Rural‐to‐Urban Commuting: Three Degrees of Integration
Why this work is in the frame
A frame that forgets how it found something cannot be audited. These are the routes that admitted this work.
Bibliographic record
Abstract
ABSTRACT Commuting ties between rural places of residence and urban places of employment are among the most visible forms of rural–urban integration. For some rural areas, access to urban employment is a key source of population retention and growth. However, this access varies considerably across rural areas, with distance representing a primary deterrent. In addition to distance, the size of the urban community will also influence rural‐to‐urban commuting opportunities. In this paper, using Canadian data, we empirically estimated the influence of local rural population and job growth on rural out‐commuting within the urban hierarchy.

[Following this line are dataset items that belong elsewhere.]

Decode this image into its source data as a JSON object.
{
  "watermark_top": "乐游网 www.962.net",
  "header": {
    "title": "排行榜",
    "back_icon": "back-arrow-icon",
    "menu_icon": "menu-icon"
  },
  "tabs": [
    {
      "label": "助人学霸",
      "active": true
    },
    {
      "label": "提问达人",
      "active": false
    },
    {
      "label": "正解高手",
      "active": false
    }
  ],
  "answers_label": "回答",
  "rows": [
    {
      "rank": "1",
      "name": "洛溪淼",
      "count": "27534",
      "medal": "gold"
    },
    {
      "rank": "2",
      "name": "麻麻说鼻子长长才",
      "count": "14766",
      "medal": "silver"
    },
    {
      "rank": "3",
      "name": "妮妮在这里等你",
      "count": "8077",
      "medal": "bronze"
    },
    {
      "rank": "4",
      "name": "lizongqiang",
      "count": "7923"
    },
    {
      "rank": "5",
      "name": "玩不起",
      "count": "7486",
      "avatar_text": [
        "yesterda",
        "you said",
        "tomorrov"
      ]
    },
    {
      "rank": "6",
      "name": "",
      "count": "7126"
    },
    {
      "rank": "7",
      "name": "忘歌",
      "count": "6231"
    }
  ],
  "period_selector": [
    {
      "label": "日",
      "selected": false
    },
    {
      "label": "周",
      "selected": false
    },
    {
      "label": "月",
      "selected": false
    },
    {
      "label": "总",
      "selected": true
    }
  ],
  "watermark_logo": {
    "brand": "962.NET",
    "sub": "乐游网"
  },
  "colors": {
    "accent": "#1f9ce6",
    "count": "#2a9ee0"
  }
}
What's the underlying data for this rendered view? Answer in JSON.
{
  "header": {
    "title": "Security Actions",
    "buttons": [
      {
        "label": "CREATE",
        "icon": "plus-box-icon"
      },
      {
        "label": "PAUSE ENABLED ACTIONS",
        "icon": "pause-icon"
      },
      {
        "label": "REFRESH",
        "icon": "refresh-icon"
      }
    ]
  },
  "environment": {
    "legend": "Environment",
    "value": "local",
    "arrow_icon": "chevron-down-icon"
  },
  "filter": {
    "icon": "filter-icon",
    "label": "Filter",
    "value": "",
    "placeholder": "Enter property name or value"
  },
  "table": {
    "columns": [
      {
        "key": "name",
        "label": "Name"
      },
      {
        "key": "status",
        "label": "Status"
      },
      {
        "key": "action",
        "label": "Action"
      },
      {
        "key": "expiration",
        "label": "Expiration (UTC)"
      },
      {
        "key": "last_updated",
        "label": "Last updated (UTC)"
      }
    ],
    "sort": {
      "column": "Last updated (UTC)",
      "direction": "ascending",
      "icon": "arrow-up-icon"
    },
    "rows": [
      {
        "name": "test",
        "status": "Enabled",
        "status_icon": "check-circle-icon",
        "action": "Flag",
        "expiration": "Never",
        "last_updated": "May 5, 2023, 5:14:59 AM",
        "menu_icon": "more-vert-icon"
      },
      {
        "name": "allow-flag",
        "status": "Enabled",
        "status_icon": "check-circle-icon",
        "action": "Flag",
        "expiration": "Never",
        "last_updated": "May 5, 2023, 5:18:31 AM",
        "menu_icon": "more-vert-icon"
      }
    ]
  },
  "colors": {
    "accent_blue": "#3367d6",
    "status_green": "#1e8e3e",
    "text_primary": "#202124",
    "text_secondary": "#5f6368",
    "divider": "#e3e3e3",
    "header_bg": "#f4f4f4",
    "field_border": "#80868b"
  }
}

We find consistent support for the deconcentration hypothesis where population moves to rural areas for lifestyle and quality of life reasons, while retaining urban employment. Further, we find some evidence that in addition to distance from the nearest urban center being a deterrent, increased remoteness from the top of the urban hierarchy exerts a positive influence on out‐commuting. Recognition of these types of rural–urban linkages through commuting is essential in designing Canadian rural policy and targeted programs that may effectively support local rural populations. In particular, they point to the need to have reasonable transportation infrastructure for urban accessibility, which should be complemented by other “built” infrastructure to improve the livability of rural communities.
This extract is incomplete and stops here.